Supervisors Override General Plan, With Big Bear Project Getting 32-Fold Density Increase

Supervisors on July 28 gave clearance for RCK Properties, Inc. to intensify the density on 62.43 acres on the north side of Big Bear Lake to more than 32 times what is permitted under the county’s general plan.
The property in question is in Fawnskin, overlooking the lake on what is known as the Moon Camp project site off of North Shore Drive, which at that point is the alternate name for State Route 38, approximately 180 feet east of Canyon Road.
RCK Properties asked for and the county board of supervisors granted a general plan land use designation amendment from the county’s Bear Valley/Rural Living – 40-acre minimum lot size standard that was created specifically for that extremely rustic area to its Bear Valley/Single Residential 20,000-square foot minimum lot size standard on the 62.43 acres in question.

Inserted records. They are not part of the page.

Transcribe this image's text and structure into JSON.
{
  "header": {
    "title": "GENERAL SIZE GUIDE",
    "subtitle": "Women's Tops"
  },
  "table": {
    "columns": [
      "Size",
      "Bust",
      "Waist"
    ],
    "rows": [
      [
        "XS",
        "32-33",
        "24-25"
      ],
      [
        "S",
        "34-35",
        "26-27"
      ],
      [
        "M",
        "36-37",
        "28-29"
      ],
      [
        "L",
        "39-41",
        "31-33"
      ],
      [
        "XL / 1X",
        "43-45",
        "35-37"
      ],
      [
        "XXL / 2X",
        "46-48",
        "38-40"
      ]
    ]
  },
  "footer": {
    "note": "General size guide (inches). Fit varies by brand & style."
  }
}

The revamping will allow RCK Properties to construct 50 residential lots with a minimum area of 20,000 square feet. The project is to include a 55-boat marina.

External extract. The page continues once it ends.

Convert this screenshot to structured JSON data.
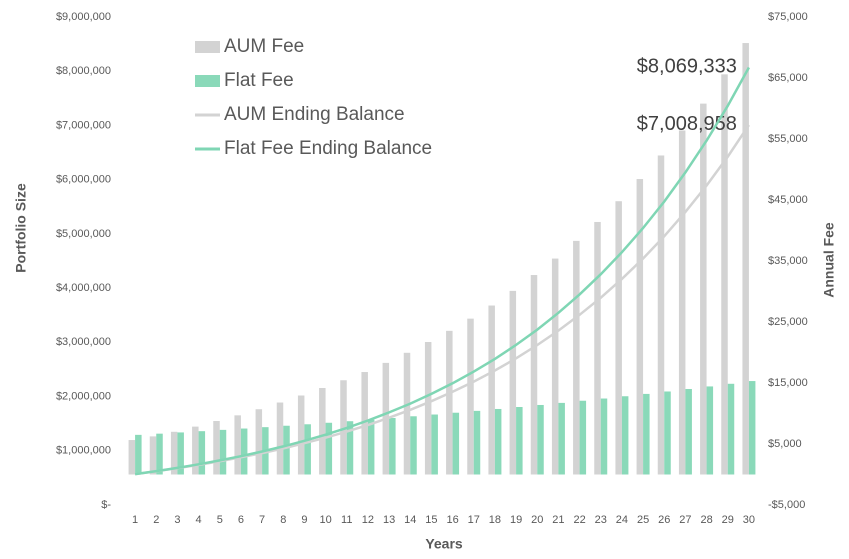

A forerunner of the project was first proposed 51 years ago, in 1969. That project concept called for density greater than what was approved this week, but was never able to garner approval. RCK Properties’ adaptation of the long-gestating plan was lopsidedly out of keeping with what has evolved as the officially accepted conception of how development is to take place in that area, if indeed it is to take place at all.
Of relevance is that for decades, California Department of Fish & Wildlife [formerly the Department of Fish & Game] and U.S. Forest Service biologists were greatly concerned about the dwindling numbers of bald eagles in the San Bernardino Mountains and elsewhere in Southern California. The U.S. Government declared the bald eagle an endangered species in 1967. To provide a baseline on the species’ ongoing population numbers and survival, the U.S. Forest Service in 1979 initiated counts of bald eagles on a weekly basis during December, January, February and early March in Big Bear Lake, Lake Arrowhead/Lake Gregory, Silverwood Lake, Lake Perris and Lake Hemet, all of which are areas where the birds of prey wintered. In recent years, the birds seemed to be making something of a comeback.
Since 2017, there has been considerable attention given to the only known pair of eagles nesting on the north side of Big Bear Lake. Those eagles, referred to as Jackie and Shadow by the scientists monitoring them through a video camera trained on their nest, cared for eggs laid by Jackie. As it turned out, however, the eggs laid and hatched in 2017 and 2018 did not survive, felled by winter storms that inundated the nest with ice cold water. This winter, the eggs in the nest failed to hatch.
The RCK Properties project, known by the traditional name of Moon Camp, is 0.85 miles from the Jackie’s and Shadow’s nest. Bird protectionists consider the boldness of RCK Properties’ project request and the county’s willingness to allow the land use there to be intensified to the point that 50 homes are to be built on land designated by the county’s own rules to be suited for just over one-and-a-half homes an indication that something is askew.
A giveaway, they said, is that for an undisclosed price, RCK purchased the services of biologist Tim Krantz, who is a professor at the University of Redlands and director of the Southern California Montane Botanic Garden at The Wildlands Conservancy’s Oak Glen Preserve, as an advocate on behalf of the development.
Krantz told the board that RCK Properties was “a project done right.” Krantz said he knew that he had “put all of my credibility on the line in saying that.”
“He sure did,” said one of the project’s opponents. “He’s sold his soul to the devil.”
The project opponents said that if RCK was able to buy Krantz, who had no vote on the project, it is likely that if has purchased influence with the board members, including Third District Supervisor Dawn Rowe, whose Third District includes Big Bear.